2.6. Cloning of the 5′-flanking region of rat Bmp4 gene
A 3-kb 5′-UTR sequence from rat Bmp4 gene was amplified and cloned.
2.7. Site-directed deletion
Bmp4 promoter mutants with HRE deletions were created by site-directed deletion.
2.8. Chromatin immunoprecipitation assay
Chromatin immunoprecipitation (ChIP) assays were carried out with ChIP-IT™ Express kit (Active Motif).
The detailed procedures for the above and all other experiments in this study were described in the Supplementary material online.
2.9. Statistical analysis
Data are expressed as mean ± SEM, and n is the number of experiments, which equals the number of animals providing lung, PA, or cells. Fura-2 fluorescence was measured in 20–30 cells per experiment. Statistical analyses were performed using analysis of variance (ANOVA).
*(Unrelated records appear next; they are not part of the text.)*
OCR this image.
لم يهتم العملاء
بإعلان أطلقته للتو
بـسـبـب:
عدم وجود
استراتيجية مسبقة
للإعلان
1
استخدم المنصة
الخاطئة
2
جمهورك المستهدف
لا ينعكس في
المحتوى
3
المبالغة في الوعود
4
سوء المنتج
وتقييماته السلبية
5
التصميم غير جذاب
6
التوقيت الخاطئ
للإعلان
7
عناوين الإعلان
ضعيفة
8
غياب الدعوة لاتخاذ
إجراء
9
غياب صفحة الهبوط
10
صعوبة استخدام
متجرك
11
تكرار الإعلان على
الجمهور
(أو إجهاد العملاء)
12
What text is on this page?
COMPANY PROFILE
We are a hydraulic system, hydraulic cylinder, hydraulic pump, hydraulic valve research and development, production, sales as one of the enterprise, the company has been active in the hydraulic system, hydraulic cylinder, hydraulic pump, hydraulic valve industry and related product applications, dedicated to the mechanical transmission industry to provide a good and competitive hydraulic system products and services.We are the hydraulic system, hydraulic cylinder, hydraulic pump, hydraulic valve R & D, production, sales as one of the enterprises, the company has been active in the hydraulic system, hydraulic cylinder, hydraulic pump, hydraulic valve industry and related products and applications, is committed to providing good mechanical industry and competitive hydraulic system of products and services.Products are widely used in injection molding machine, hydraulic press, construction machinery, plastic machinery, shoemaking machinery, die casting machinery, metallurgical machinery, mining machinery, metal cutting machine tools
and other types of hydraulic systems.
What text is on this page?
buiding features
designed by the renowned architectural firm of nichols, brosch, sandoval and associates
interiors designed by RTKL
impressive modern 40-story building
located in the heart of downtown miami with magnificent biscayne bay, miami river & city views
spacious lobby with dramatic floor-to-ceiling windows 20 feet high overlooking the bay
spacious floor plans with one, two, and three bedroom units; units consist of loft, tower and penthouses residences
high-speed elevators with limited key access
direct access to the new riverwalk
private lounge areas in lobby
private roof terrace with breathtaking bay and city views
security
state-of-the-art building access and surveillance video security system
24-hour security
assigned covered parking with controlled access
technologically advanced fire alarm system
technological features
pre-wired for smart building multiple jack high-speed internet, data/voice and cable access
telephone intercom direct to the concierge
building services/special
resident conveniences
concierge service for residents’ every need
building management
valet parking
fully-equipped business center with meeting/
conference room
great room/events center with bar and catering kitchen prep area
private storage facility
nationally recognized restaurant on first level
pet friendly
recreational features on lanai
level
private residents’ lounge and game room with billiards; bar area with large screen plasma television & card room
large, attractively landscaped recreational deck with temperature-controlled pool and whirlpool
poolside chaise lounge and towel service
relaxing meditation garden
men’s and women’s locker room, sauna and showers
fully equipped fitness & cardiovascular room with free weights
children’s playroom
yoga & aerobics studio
If significant F ratios were obtained with the ANOVA, pairwise comparison of means was performed using Student's t-test. When necessary, a Bonferroni correction was performed to correct for multiple comparisons. Otherwise, differences were considered significant when P < 0.05.
3. Results
3.1. CH induces BMP4 expression in rat distal PA and PASMCs
In rats exposed to CH (10% O2 for 21 days), the mean levels of BMP4 mRNA, pro- and mature proteins in distal PA were increased by 72% (Figure 1A), 62% (Figure 1B), and 183% (Figure 1B), respectively. In cultured PASMCs exposed to prolonged hypoxia (4% O2 for 60 h), the mean levels of BMP4 mRNA, pro- and mature proteins were increased by 89% (Figure 1C), 82% (Figure 1D), and 143% (Figure 1D), respectively, and the level of secreted mature BMP4 protein (Figure 1E) was also remarkably increased compared with normoxic control cells. These results indicate hypoxia directly up-regulates BMP4 production in PASMCs in a cell-autonomous manner.
Figure 1.
Effects of hypoxia on BMP4 mRNA and protein expression in rat distal PA and PASMCs. BMP4 mRNA was determined by real-time quantitative PCR and normalized to cyclophilin B (CpB). BMP4 protein was detected by western blotting and normalized to actin. (A and B) Levels of BMP4 mRNA (A; n = 7 per group) and protein (B; n = 6 per group) expression in distal PA from normoxic (Nor) or chronically hypoxic (CH; 10% O2 for 21 days) rats. (C and D) Levels of BMP4 mRNA (C; n = 4 per group) and protein (D; n = 4 per group) expression in rat distal PASMCs exposed to normoxia or prolonged hypoxia (Hyp; 4% O2 for 60). (E) Representative western blots of secreted BMP4 mature protein in cultured media of PASMCs exposed to Nor or Hyp (n = 4 per group). Bar values are mean ± SEM. *P < 0.05.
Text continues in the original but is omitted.